South African is attempting to provide universal healthcare. The resources do not match the demand, and the shortfall is much greater than that of the UK Regional Health Services. There is corruption in almost every hospital and at every level. Junior doctors arrive late, leave early and are tempted to provide private care. Nurses are lazy and demotivated, especially in the worst hospitals. Disengagement prevails, but denial is not an issue… Zuma has raised the price of (subsidised) flour… putting SA at risk of unrest.
Dr Wilmot Jones of the Democratic Alliance (opposition to Jacob Zuma) writes to Business Daily suggesting changes, and denies that National Health Insurance (NHI) is necessary and says it is too expensive:
Business Daily South Africa Health 29th Feb 2016: Eight steps to get healthcare for all
There are some analogies with South Africa. There is a free press, and just like ours, it contains vicious criticism of the system, but also of Mr Zuma and his party. However, Mr Zuma does not care because none of his voters reads the press. (The TV and Radio are virtually controlled by the government, and their criticism is muted.) The majority of the UK population will not read and digest the accumulated contents of NHSreality – until it is too late.
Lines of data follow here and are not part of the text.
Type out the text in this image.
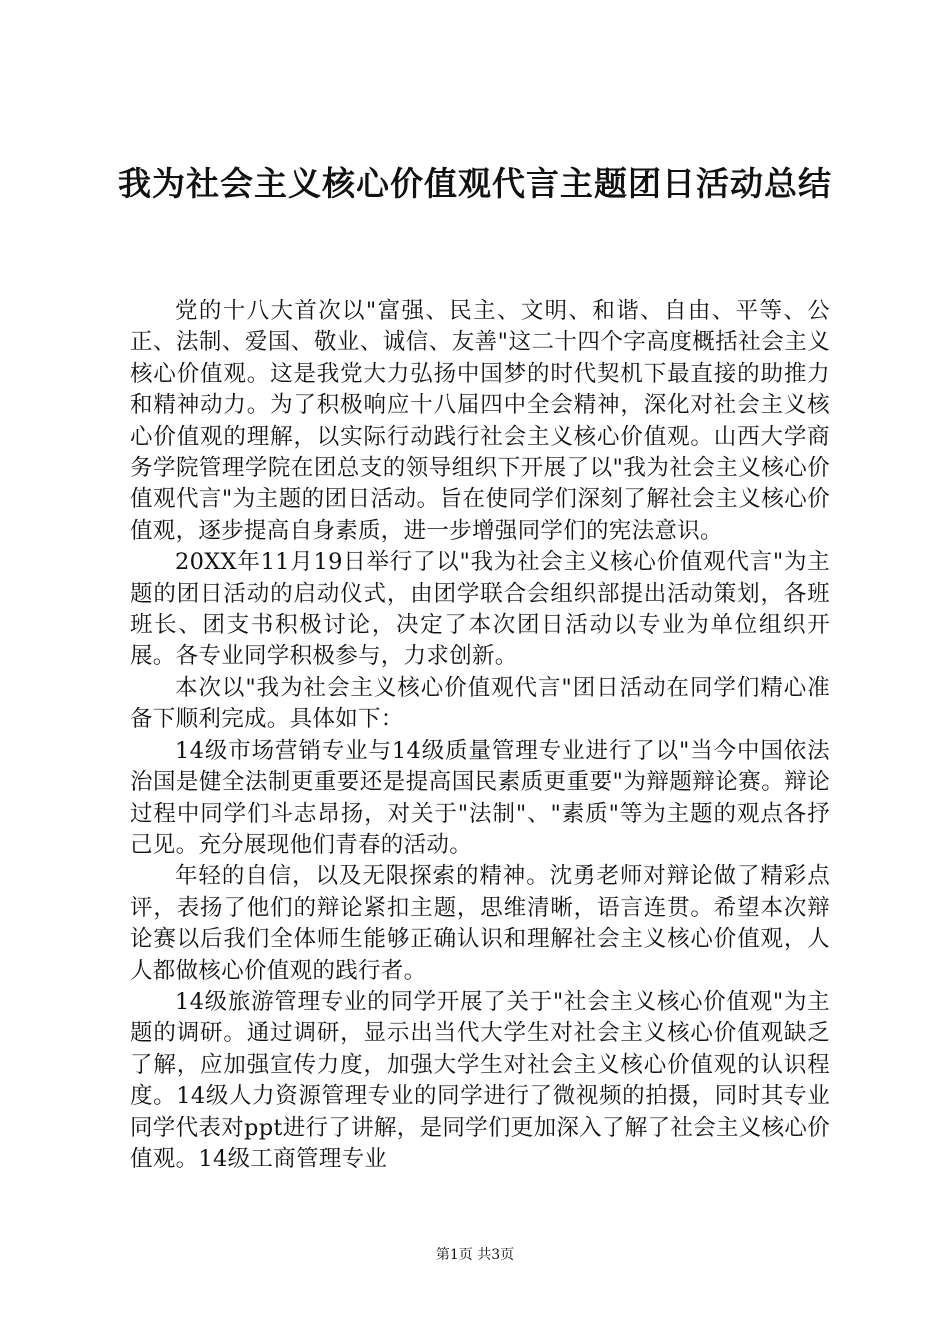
我为社会主义核心价值观代言主题团日活动总结

党的十八大首次以"富强、民主、文明、和谐、自由、平等、公正、法制、爱国、敬业、诚信、友善"这二十四个字高度概括社会主义核心价值观。这是我党大力弘扬中国梦的时代契机下最直接的助推力和精神动力。为了积极响应十八届四中全会精神，深化对社会主义核心价值观的理解，以实际行动践行社会主义核心价值观。山西大学商务学院管理学院在团总支的领导组织下开展了以"我为社会主义核心价值观代言"为主题的团日活动。旨在使同学们深刻了解社会主义核心价值观，逐步提高自身素质，进一步增强同学们的宪法意识。

20XX年11月19日举行了以"我为社会主义核心价值观代言"为主题的团日活动的启动仪式，由团学联合会组织部提出活动策划，各班班长、团支书积极讨论，决定了本次团日活动以专业为单位组织开展。各专业同学积极参与，力求创新。

本次以"我为社会主义核心价值观代言"团日活动在同学们精心准备下顺利完成。具体如下：

14级市场营销专业与14级质量管理专业进行了以"当今中国依法治国是健全法制更重要还是提高国民素质更重要"为辩题辩论赛。辩论过程中同学们斗志昂扬，对关于"法制"、"素质"等为主题的观点各抒己见。充分展现他们青春的活动。

年轻的自信，以及无限探索的精神。沈勇老师对辩论做了精彩点评，表扬了他们的辩论紧扣主题，思维清晰，语言连贯。希望本次辩论赛以后我们全体师生能够正确认识和理解社会主义核心价值观，人人都做核心价值观的践行者。

14级旅游管理专业的同学开展了关于"社会主义核心价值观"为主题的调研。通过调研，显示出当代大学生对社会主义核心价值观缺乏了解，应加强宣传力度，加强大学生对社会主义核心价值观的认识程度。14级人力资源管理专业的同学进行了微视频的拍摄，同时其专业同学代表对ppt进行了讲解，是同学们更加深入了解了社会主义核心价值观。14级工商管理专业

第1页 共3页
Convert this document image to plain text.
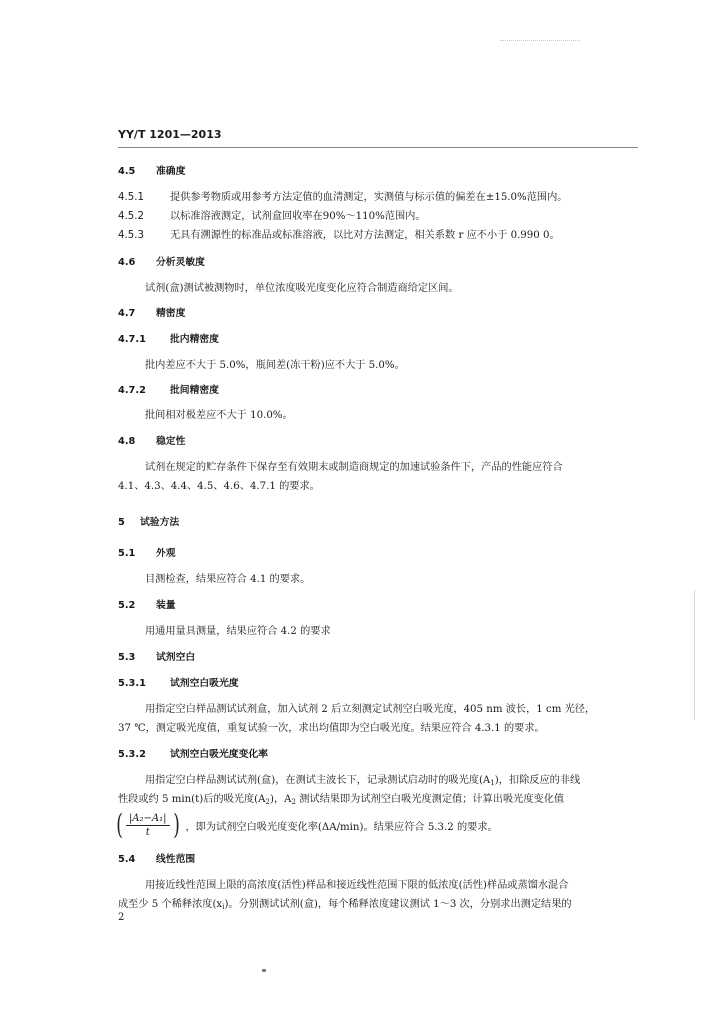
YY/T 1201—2013
4.5 准确度
4.5.1	提供参考物质或用参考方法定值的血清测定，实测值与标示值的偏差在±15.0%范围内。
4.5.2	以标准溶液测定，试剂盒回收率在90%～110%范围内。
4.5.3	无具有溯源性的标准品或标准溶液，以比对方法测定，相关系数 r 应不小于 0.990 0。
4.6 分析灵敏度
试剂(盒)测试被测物时，单位浓度吸光度变化应符合制造商给定区间。
4.7 精密度
4.7.1 批内精密度
批内差应不大于 5.0%，瓶间差(冻干粉)应不大于 5.0%。
4.7.2 批间精密度
批间相对极差应不大于 10.0%。
4.8 稳定性
试剂在规定的贮存条件下保存至有效期末或制造商规定的加速试验条件下，产品的性能应符合
4.1、4.3、4.4、4.5、4.6、4.7.1 的要求。
5 试验方法
5.1 外观
目测检查，结果应符合 4.1 的要求。
5.2 装量
用通用量具测量，结果应符合 4.2 的要求
5.3 试剂空白
5.3.1 试剂空白吸光度
用指定空白样品测试试剂盒，加入试剂 2 后立刻测定试剂空白吸光度，405 nm 波长，1 cm 光径，
37 ℃，测定吸光度值，重复试验一次，求出均值即为空白吸光度。结果应符合 4.3.1 的要求。
5.3.2 试剂空白吸光度变化率
用指定空白样品测试试剂(盒)，在测试主波长下，记录测试启动时的吸光度$(A_1)$，扣除反应的非线
性段或约 5 min(t)后的吸光度$(A_2)$，$A_2$ 测试结果即为试剂空白吸光度测定值；计算出吸光度变化值
( $\frac{\text{|A₂−A₁|}}{t}$ ) ，即为试剂空白吸光度变化率(ΔA/min)。结果应符合 5.3.2 的要求。
5.4 线性范围
用接近线性范围上限的高浓度(活性)样品和接近线性范围下限的低浓度(活性)样品或蒸馏水混合
成至少 5 个稀释浓度$(x_i)$。分别测试试剂(盒)，每个稀释浓度建议测试 1～3 次，分别求出测定结果的
2
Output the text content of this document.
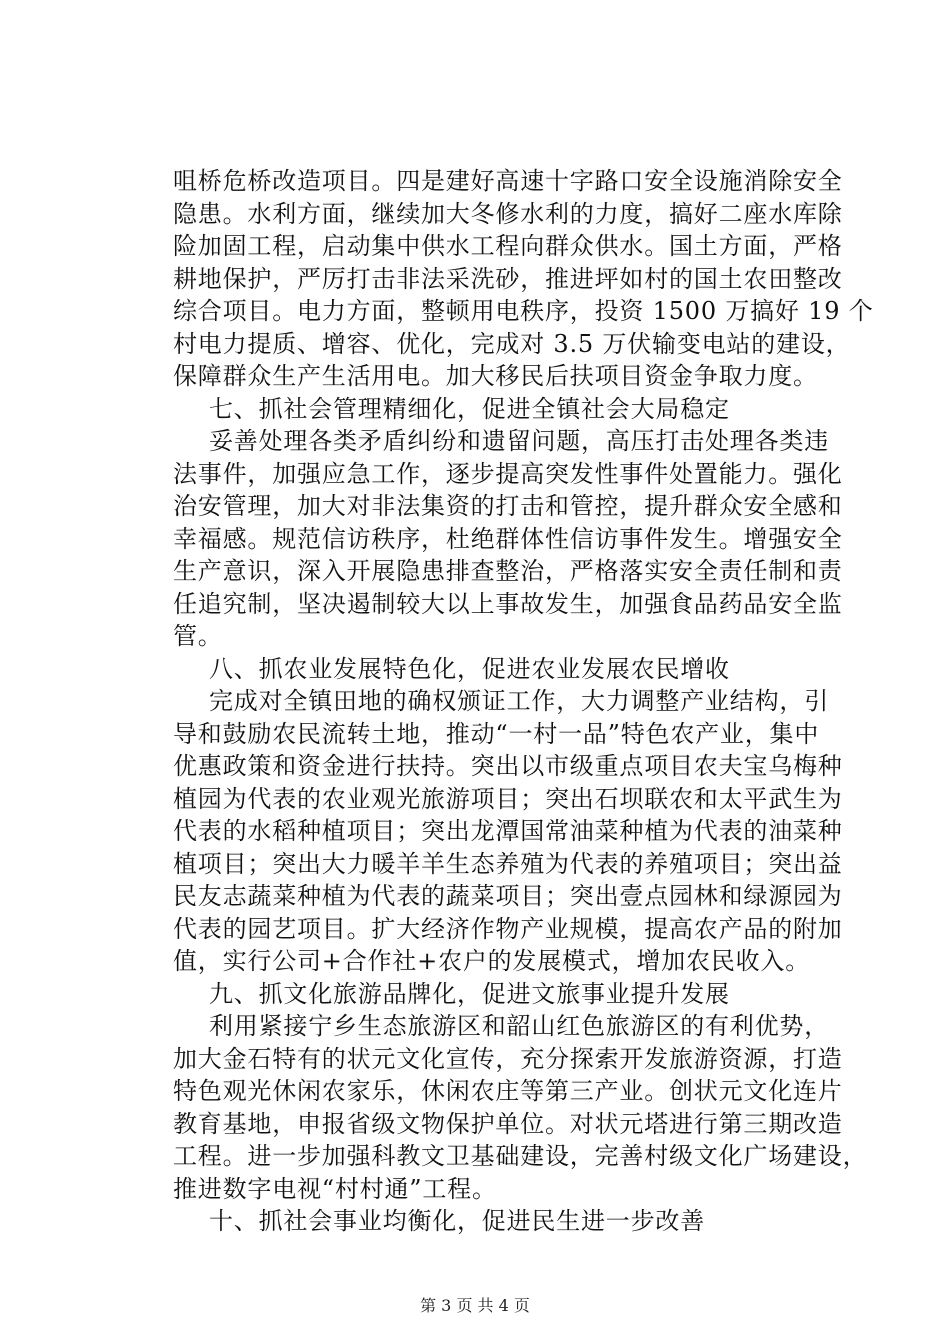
咀桥危桥改造项目。四是建好高速十字路口安全设施消除安全
隐患。水利方面，继续加大冬修水利的力度，搞好二座水库除
险加固工程，启动集中供水工程向群众供水。国土方面，严格
耕地保护，严厉打击非法采洗砂，推进坪如村的国土农田整改
综合项目。电力方面，整顿用电秩序，投资 1500 万搞好 19 个
村电力提质、增容、优化，完成对 3.5 万伏输变电站的建设，
保障群众生产生活用电。加大移民后扶项目资金争取力度。
七、抓社会管理精细化，促进全镇社会大局稳定
妥善处理各类矛盾纠纷和遗留问题，高压打击处理各类违
法事件，加强应急工作，逐步提高突发性事件处置能力。强化
治安管理，加大对非法集资的打击和管控，提升群众安全感和
幸福感。规范信访秩序，杜绝群体性信访事件发生。增强安全
生产意识，深入开展隐患排查整治，严格落实安全责任制和责
任追究制，坚决遏制较大以上事故发生，加强食品药品安全监
管。
八、抓农业发展特色化，促进农业发展农民增收
完成对全镇田地的确权颁证工作，大力调整产业结构，引
导和鼓励农民流转土地，推动“一村一品”特色农产业，集中
优惠政策和资金进行扶持。突出以市级重点项目农夫宝乌梅种
植园为代表的农业观光旅游项目；突出石坝联农和太平武生为
代表的水稻种植项目；突出龙潭国常油菜种植为代表的油菜种
植项目；突出大力暖羊羊生态养殖为代表的养殖项目；突出益
民友志蔬菜种植为代表的蔬菜项目；突出壹点园林和绿源园为
代表的园艺项目。扩大经济作物产业规模，提高农产品的附加
值，实行公司+合作社+农户的发展模式，增加农民收入。
九、抓文化旅游品牌化，促进文旅事业提升发展
利用紧接宁乡生态旅游区和韶山红色旅游区的有利优势，
加大金石特有的状元文化宣传，充分探索开发旅游资源，打造
特色观光休闲农家乐，休闲农庄等第三产业。创状元文化连片
教育基地，申报省级文物保护单位。对状元塔进行第三期改造
工程。进一步加强科教文卫基础建设，完善村级文化广场建设，
推进数字电视“村村通”工程。
十、抓社会事业均衡化，促进民生进一步改善
第 3 页 共 4 页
Whilst their system is already pretty desperate, does it represent the future for the UK? It is only affordable if we ration overtly.
Meanwhile some reporters continue to advocate saving our universal health service. Neena Modi in the Guardian 9th February reports: Don’t believe the myth that the NHS is unaffordable
Four flawed beliefs have dominated the actions of UK governments on healthcare over the past 25 years: personal responsibility for health supersedes government responsibility; markets drive efficiency; universal healthcare is ultimately unaffordable; and it is entirely legitimate to view healthcare as a business.